SINGAPORE (AP) — An American engineer who was found dead in his apartment in Singapore last year killed himself, a judge ruled Monday, rejecting suspicions by the man's parents that he was murdered because of research into sensitive technology.

The U.S. Embassy described the inquest into Shane Truman Todd's death as fair and comprehensive, weeks after Todd's parents walked out of the hearings, saying they had lost faith in the process.

The 31-year-old engineer's body was found by his girlfriend in June 2012. State counsel presented evidence of links to suicide websites on his laptop and suicide letters written to family members and loved ones.

Judge Chay Yuen Fatt said Monday he found no evidence of foul play, ruling that Todd "committed suicide by hanging himself."

Chay recorded the official cause of death as "asphyxia due to hanging" and voiced hopes that Todd's family and loved ones would be able to find closure.

Todd's parents have said they believe he may have been murdered over his research in the U.S. into material used to make heat-resistant semiconductors, a technology with both civilian and military applications.

Rick and Mary Todd left Singapore in May before the inquest ended. They said they believed the evidence of suicide was faked and that officials had not followed protocol in the investigation, including in how they accessed Todd's computers and examined the location of his death. Singaporean authorities have denied the claims.

Mary Todd told The Associated Press by telephone from her home state of Montana that "today's result means nothing to us because we expected it." Her husband said last week the family no longer trusts Singapore's legal system.

"It was apparent that the state was only interested in proving suicide and that was why we left," Rick Todd wrote in an email.

The U.S. Embassy in Singapore said in a statement that the inquiry had been "comprehensive, fair and transparent."

It said embassy officers had attended the entire hearing, and that Todd's family had been given the opportunity to participate in the hearing and was represented by experienced legal counsel. It expressed sympathy to Todd's family and friends for their loss.

Singapore's Foreign Minister K. Shanmugam said in May that the family should have formally testified during the inquest, adding their assertions could have been properly addressed that way. The inquest ruling cannot be appealed.
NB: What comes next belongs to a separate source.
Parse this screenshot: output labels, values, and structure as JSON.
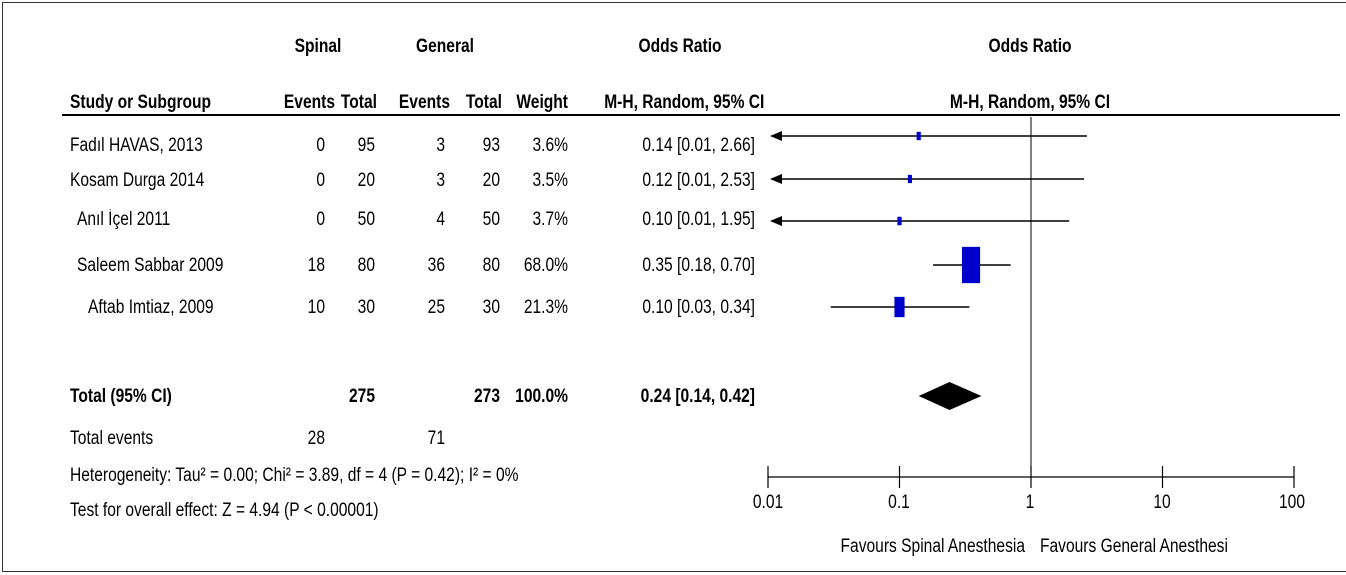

Todd's parents said documents he had backed up from his work computer included a draft of a project outline between Singapore's Institute of Microelectronics — Shane Todd's former employer — and Chinese telecom giant Huawei on the development of a device that utilized gallium nitride.

The heat-resistant material has civilian uses in products like LED screens and cellphone towers, and military applications possibly for radar and satellite systems.

Todd had been trained in the U.S. on proprietary equipment that produces the material but is restricted for export because of the potential military applications. Singapore's Institute of Microelectronics has said neither Todd nor the company was involved in any classified research, while Huawei has said it had no cooperation with the institute related to gallium nitride.